En mi educación sentimental fue importante aquél mediodía de julio en que un tal Riis atacó a Induráin y lo dejó atrás en una dura cuesta del Tour de Francia. Yo pedaleaba desde mi sofá, como queriendo empujarle, era insoportable ver la impotencia de quien todo lo había podido. Hasta aquél día Induráin apenas había fallado alguna vez, durante cinco años seguidos de superioridad indiscutible. Fue su caída. Llegó a meta retrasado, exhausto, vencido, como no se le conocía. Siempre viene un día así. La caída está siempre en el horizonte de los que suben y llegan a lo más alto. Eso es lo que distingue a los hombres de los dioses que, capaces de convertirse en mitos, se quedan para siempre en el Olimpo después de su ascensión.
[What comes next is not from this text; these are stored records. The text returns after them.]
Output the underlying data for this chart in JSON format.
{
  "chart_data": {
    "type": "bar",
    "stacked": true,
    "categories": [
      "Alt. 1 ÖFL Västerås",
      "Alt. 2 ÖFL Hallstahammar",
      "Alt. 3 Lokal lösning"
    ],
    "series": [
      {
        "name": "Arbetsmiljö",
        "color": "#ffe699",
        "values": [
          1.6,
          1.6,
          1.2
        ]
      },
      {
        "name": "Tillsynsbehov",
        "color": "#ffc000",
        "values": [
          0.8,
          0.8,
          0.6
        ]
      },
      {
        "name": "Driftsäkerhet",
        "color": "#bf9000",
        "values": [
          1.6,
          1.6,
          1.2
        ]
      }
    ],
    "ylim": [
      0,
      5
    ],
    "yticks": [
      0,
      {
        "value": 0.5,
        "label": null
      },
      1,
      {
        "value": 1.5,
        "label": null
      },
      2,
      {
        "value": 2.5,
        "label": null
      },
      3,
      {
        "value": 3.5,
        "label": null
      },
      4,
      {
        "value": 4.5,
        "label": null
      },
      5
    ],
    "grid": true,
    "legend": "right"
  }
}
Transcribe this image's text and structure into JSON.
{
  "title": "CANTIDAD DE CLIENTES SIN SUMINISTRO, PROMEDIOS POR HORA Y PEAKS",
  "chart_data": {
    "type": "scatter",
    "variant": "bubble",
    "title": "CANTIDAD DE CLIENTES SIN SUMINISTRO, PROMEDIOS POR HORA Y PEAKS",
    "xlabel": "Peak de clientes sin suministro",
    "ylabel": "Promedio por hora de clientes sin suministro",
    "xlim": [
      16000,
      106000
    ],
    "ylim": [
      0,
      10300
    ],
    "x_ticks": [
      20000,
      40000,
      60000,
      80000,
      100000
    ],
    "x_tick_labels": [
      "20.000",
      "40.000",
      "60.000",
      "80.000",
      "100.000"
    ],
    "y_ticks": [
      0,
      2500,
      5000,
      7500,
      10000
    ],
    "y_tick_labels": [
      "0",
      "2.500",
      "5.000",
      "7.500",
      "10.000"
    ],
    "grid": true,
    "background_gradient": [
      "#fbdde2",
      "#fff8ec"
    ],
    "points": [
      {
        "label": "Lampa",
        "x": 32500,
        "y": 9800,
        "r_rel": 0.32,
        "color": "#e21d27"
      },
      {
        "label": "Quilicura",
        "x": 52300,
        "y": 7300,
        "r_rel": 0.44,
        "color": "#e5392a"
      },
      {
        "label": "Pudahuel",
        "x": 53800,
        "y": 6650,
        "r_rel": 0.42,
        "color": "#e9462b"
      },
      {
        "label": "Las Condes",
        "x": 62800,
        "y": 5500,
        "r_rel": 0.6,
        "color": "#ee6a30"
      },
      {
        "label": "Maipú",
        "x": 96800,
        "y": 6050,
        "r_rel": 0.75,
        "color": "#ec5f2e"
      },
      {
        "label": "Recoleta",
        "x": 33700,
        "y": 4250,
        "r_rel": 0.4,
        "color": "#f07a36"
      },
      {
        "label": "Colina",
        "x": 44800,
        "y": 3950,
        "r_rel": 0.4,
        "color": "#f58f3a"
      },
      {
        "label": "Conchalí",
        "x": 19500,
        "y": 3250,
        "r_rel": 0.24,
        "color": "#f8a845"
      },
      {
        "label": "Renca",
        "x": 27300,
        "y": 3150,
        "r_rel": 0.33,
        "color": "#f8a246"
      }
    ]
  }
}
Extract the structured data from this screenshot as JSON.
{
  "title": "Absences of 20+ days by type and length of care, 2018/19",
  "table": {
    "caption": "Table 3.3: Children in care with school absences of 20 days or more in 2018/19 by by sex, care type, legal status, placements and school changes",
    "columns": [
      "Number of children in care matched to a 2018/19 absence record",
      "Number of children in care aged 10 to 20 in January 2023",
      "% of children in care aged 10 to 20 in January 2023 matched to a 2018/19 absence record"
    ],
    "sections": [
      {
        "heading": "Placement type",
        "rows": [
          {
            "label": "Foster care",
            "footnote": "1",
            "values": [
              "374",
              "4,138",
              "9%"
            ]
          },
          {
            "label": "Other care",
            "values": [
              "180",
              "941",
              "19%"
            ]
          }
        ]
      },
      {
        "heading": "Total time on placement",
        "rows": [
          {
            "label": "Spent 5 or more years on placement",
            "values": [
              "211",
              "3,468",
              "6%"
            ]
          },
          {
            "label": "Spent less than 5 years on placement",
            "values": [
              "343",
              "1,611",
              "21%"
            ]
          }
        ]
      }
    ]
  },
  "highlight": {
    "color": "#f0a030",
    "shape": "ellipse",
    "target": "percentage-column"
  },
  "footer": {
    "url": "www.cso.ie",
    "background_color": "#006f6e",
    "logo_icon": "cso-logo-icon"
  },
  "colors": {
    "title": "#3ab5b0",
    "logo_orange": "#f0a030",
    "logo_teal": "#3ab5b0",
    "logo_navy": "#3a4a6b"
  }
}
Nadal perdió ayer, en un partido emocionante contra el nuevo número uno. Parecía posible el canto del cisne, no se quedó como Induráin hundido y atrás, abatido para siempre, pero fue una tarde simbólica en la que tocaba mirar atrás y ver a un campeón durante tanto tiempo que empezará poco a dejar de serlo. Vamos, Rafa.
Jo, vaya dos momentitos malos, ver a Indurain bajarse de la bici, y ahora Rafa, aunque yo confío en que aún nos dé muchas alegrías.